"A verdade será sempre um escândalo". (In Adriano, M. Yourcenar)

"Quero imaginar sob que novos traços o despotismo poderia produzir-se no mundo... Depois de ter colhido em suas mãos poderosas cada indivíduo e de moldá-los a seu gosto, o soberno estende seus braços sobre toda a sociedade... Não quebra as vontades, mas as amolece, submete e dirige... Raramente força a agir, mas opõe-se sem cessar a que se aja; não destrói, impede que se nasça; não tiraniza, incomoda, oprime, extingue, abestalha e reduz enfim cada nação a não ser mais que um rebanho de animais tímidos, do qual o governo é o pastor. (...)
A imprensa é, por excelência, o instrumento democrático da liberdade."
Alexis de Tocqueville (1805-1859)



segunda-feira, 13 de fevereiro de 2012

"O ARTISTA", DE MICHEL HAZANAVICIUS

Uma reflexão sobre a morte do cinema mudo.

O Artista, uma produção franco-americana, foi indicado à 10 categorias no Oscar 2012. Isso já é por si só uma novidade, por ser um filme não anglófono. Porém, o mais incrível é que se trata de um filme mudo! A idéia de realizar uma produção desse tipo demorou a ser comprada pelos produtores do filme, que somente deram o aval ao diretor Michel Hazanavicius após o sucesso de seus dois filmes anteriores, thrillers sobre espionagem.

Com um orçamento de cerca de 15 milhões de dólares, ele realiza essa homenagem ao cinema mudo, onde há uma preocupação estética com relação à fidelidade com os originais: O formato quadrado da projeção, a cuidadosa interpretação dos atores, além da música própria dos filmes mudos (talvez o melhor elemento do filme), conferem a O Artista uma qualidade inegável, muito próxima dessa linguagem perdida. Ao assistir essa interpretação do cinema mudo na atualidade, podemos perceber como este cinema é de certa forma superior ao cinema falado, muito mais universal, possibilitando ainda um escopo maior de interpretações pelo espectador. Em muitas cenas, o que é falado sequer aparece na legenda, ficando o seu significado à critério da apreciação da platéia.

Um fator fundamental no sucesso do filme, é de que ele problematiza o próprio cinema, uma vez que fala sobre a passagem do cinema mudo para o cinema falado. Podemos compreender um pouco, então, sobre como a morte de uma linguagem fecha uma série de possibilidades, acaba com uma forma absolutamente complexa de interpretar o mundo. A estória do ator George Valentin, estrela do cinema mudo que entra em decadência com o aparecimento da voz nos filmes, se confunde com a ascensão de Peppy Miller, uma atriz representante da nova geração do cinema falado. Essa história fica mais interessante, quando esses personagens se apaixonam, e entre encontros e desencontros, podemos perceber o drama daqueles que insistem em realizar uma arte condenada ao desaparecimento.

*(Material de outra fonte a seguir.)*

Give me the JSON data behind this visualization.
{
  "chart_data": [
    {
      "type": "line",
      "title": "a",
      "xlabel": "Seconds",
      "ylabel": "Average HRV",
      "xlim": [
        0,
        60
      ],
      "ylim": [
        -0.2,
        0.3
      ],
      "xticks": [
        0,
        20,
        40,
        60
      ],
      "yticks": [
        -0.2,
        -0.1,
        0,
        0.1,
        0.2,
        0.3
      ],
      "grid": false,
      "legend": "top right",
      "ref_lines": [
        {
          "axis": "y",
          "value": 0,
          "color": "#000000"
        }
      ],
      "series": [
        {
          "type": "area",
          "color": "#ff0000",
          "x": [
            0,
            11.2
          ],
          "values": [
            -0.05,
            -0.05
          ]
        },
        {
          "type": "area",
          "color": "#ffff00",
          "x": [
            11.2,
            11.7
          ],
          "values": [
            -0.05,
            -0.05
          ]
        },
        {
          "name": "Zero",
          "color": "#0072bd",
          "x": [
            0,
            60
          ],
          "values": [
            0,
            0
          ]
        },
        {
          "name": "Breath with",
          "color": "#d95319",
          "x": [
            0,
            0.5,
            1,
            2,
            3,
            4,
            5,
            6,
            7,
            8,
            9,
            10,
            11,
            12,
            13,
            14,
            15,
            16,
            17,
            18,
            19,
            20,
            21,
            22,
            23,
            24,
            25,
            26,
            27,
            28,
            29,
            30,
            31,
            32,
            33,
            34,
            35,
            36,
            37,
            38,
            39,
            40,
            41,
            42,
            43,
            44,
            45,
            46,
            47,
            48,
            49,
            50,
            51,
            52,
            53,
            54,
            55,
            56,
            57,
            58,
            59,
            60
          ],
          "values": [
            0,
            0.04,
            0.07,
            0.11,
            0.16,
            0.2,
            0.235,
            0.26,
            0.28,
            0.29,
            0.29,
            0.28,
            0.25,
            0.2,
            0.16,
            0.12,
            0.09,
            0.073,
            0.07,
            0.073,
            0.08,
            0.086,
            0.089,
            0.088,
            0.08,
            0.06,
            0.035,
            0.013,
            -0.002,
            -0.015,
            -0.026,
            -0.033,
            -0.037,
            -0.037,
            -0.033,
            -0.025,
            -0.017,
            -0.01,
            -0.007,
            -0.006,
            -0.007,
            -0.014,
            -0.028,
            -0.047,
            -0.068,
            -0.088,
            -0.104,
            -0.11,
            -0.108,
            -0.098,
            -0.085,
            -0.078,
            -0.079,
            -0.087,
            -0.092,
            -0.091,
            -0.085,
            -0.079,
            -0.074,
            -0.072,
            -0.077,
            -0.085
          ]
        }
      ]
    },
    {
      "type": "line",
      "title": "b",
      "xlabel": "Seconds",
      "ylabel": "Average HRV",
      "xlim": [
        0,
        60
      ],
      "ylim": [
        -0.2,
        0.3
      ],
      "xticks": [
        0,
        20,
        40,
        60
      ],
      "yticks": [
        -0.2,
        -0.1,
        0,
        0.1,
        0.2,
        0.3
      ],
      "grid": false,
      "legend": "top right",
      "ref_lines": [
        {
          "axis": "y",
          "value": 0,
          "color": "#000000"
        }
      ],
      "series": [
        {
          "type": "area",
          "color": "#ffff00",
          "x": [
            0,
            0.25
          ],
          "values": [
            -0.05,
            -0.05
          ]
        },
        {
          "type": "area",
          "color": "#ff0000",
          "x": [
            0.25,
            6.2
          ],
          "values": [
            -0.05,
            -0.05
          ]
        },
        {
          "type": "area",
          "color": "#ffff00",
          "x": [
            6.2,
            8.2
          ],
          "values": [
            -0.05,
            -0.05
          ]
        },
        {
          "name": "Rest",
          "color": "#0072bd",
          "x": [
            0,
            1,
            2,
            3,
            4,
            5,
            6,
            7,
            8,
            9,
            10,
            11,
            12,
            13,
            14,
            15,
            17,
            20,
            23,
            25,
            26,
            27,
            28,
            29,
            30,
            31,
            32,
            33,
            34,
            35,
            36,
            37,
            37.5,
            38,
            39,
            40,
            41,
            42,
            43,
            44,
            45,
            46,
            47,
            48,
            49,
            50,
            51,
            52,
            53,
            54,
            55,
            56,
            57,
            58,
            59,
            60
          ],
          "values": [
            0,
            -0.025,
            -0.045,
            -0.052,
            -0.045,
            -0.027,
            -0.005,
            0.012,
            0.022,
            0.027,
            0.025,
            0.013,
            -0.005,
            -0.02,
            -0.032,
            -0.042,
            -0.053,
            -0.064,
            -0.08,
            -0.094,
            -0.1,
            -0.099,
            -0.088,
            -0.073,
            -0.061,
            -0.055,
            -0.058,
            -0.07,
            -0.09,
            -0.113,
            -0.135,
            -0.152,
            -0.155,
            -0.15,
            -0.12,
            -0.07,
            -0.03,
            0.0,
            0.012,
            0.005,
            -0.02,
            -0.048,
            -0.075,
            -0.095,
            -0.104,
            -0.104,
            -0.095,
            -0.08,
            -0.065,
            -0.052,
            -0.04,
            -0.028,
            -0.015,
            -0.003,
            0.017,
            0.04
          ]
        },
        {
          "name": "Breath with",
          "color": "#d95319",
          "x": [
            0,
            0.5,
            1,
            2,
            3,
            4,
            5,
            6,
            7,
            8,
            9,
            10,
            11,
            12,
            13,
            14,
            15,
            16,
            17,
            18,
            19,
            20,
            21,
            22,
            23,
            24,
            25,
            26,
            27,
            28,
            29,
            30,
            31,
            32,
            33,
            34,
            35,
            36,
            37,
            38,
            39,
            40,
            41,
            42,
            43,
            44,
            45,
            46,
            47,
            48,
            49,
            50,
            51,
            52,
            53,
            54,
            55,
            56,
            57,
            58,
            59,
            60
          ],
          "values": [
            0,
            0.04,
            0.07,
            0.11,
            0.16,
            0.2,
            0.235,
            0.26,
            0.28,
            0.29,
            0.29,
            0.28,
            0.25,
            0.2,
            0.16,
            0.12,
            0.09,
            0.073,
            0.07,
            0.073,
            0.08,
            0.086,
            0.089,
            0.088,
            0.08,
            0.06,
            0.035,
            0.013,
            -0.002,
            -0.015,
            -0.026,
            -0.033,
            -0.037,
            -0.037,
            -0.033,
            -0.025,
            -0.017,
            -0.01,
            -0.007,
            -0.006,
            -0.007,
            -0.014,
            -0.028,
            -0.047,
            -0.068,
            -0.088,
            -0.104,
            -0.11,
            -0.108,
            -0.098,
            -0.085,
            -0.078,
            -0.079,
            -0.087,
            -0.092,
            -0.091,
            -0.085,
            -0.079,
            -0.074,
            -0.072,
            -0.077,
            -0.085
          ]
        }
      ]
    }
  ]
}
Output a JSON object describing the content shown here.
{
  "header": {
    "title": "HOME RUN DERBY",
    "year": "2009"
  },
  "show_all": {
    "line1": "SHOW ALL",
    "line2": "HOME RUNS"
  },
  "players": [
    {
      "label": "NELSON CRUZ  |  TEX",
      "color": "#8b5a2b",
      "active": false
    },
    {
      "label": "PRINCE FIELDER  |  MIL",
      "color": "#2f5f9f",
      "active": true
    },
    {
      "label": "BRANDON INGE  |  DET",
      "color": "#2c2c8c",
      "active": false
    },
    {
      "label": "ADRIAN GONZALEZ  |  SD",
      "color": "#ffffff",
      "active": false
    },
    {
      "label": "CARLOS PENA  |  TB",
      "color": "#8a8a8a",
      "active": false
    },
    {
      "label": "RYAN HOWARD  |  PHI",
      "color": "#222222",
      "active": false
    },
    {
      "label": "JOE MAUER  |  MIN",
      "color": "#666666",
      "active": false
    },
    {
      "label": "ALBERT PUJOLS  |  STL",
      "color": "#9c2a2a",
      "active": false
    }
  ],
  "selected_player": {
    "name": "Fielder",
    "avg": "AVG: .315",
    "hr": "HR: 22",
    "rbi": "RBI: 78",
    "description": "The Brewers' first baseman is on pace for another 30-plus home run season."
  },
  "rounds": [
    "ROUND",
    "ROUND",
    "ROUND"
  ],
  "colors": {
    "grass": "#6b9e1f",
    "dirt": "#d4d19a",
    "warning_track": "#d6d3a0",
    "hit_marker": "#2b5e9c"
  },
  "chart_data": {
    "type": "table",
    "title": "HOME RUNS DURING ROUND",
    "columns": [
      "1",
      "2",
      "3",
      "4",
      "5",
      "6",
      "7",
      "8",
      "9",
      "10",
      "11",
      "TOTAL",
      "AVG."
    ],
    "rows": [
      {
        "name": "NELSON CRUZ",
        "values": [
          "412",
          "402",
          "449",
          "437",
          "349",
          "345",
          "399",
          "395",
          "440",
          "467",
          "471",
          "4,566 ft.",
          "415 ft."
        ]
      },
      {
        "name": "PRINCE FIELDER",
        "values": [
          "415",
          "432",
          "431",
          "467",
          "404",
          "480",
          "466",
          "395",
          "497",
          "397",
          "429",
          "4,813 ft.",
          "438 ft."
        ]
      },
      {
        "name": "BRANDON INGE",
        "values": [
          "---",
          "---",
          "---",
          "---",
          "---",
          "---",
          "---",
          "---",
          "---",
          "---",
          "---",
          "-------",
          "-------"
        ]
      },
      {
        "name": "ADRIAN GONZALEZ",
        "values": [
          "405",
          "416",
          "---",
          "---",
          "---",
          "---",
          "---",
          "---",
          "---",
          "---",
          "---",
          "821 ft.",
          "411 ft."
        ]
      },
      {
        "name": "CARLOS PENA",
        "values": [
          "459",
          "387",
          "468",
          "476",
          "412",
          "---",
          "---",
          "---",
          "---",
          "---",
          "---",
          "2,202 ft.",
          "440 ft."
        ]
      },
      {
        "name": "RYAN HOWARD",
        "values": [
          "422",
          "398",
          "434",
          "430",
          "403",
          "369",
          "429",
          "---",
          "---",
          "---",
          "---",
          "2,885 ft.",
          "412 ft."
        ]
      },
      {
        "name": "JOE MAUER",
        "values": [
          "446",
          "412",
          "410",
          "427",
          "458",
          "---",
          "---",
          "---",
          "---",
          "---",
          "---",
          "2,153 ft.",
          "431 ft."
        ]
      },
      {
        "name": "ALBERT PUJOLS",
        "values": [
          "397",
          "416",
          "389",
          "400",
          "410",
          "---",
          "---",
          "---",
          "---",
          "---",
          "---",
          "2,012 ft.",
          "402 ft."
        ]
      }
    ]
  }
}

Em meio a essa trama, podemos observar um pouco das relações dentro de um estúdio de cinema, além de se deliciar com algumas cenas até mesmo ingênuas, como a do cachorrinho (um personagem importante na história) que salva o seu dono de um incêndio, e a morte do herói, em um filme de sua própria direção, sugado por uma incrível e saudosa areia movediça. A música, com algumas partes retiradas de clássicos, como Vertigo, de Hitchcock, ativa uma atmosfera de puro cinema.

É notável a semelhança da história do galã em decadência, com o que realmente aconteceu a uma série de atores na passagem do cinema mudo para o cinema falado. Essa trajetória é exemplificada pelo absolutamente genial Buster Keaton, que de astro do cinema mudo, dirigindo e atuando como um personagem até hoje hilário, passou a fazer pequenas pontas em produções sonoras, acabando em um miserável ostracismo. Ao assistir esta produção crítica, de meta-cinema, sobre o filme mudo, podemos perceber a qualidade destes filmes, que fazem parte de uma linguagem esquecida, resgatada agora na sua essência.